How Much Does An Experience Cost?
Earlier today, I was browsing through a local bookstore to find a birthday present for a friend. I had no inkling as to what book I was looking for, let alone what kind, but with a blind trust in the beauty of books I searched and scoured for many minutes. Inevitably, I found myself being pulled towards books that I considered purchasing for myself. Books have such an irresistible allure, don’t they?
However, I found myself doing something curious every time I picked up a book: right after reading the title, I was subconsciously flipping the book to find the price. Granted, as a
typical stingy student, numbers have significant bargaining power in my rational calculus. What can I buy for the same value, if not a better one? Under a cost-benefit analysis, does this pass as a potential asset, a successful investment? The list of considerations goes on and on.
But with books? As I realized the object of my subconscious financial considerations, a creeping feeling of guilt slowly and surely began to envelop me whole. Can we consider books in the same way we do everyday products: through price?
To be honest, I’m not sure if the price of the book at hand affected my desire to choose it as a gift, but I wouldn’t be surprised if it did. We’ve become so ingrained in the culture of numerical calculation that price inevitably has a stake in almost everything we do. After all, whatever is physical and whatever is new is automatically seen as a product, an item, as opposed to something else – as an experience.
I’ll admit it: I was incredibly embarrassed at myself when I became conscious of what I was doing. Before even considering the depth of the book at hand or the quality of the author’s writing, I was turning to price to be the tick-list condition. But I couldn’t have been more wrong. However trite this may sound, books are indeed priceless. A good work of fiction transports you into another world you would never have imagined otherwise, where you meet figures and see wonders that can tangibly tint your own perceptions of the real world with a hint of hope and wonderlust. A good work of non-fiction changes the perspective you have on even the smallest things you do, or have, or learn in life, be it making an impulse decision or understanding the world of physics. A good work, in general, has the power to form a part of how you identify with yourself and the community in which you live. And thus, a good work grants you experience, which then grants you knowledge, then identity, then you yourself.

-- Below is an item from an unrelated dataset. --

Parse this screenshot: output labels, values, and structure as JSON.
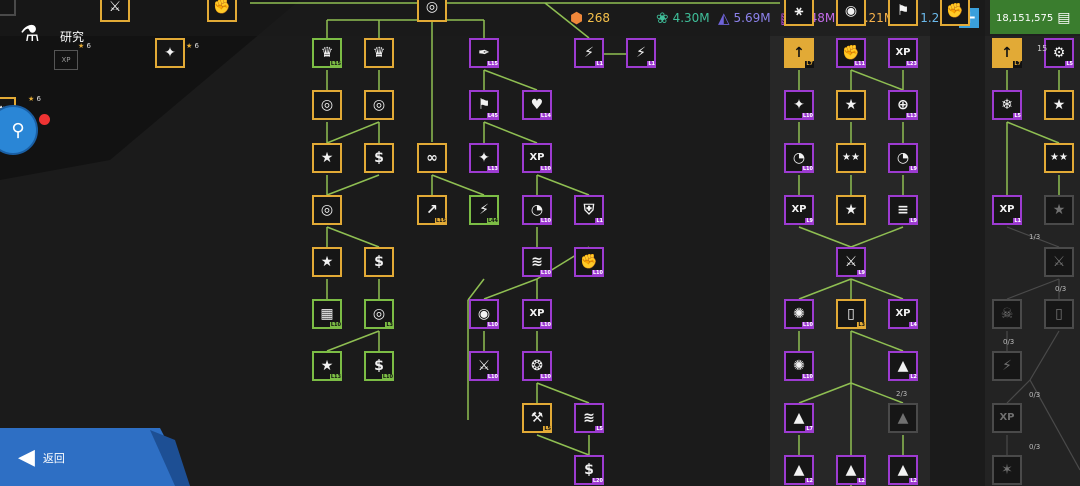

And how much does an experience cost?
Next time you find yourself in a bookstore eyeing all the wondrous possibilities, stop and realize that the numbers plastered onto barcodes and stickers value to nothing in comparison to how you will grow in the pages. Allow yourself to absorb the book, taste the author’s flair and connect with it before you make the decision of taking it home, as opposed to eyeing the price. It’ll make the experience that much sweeter.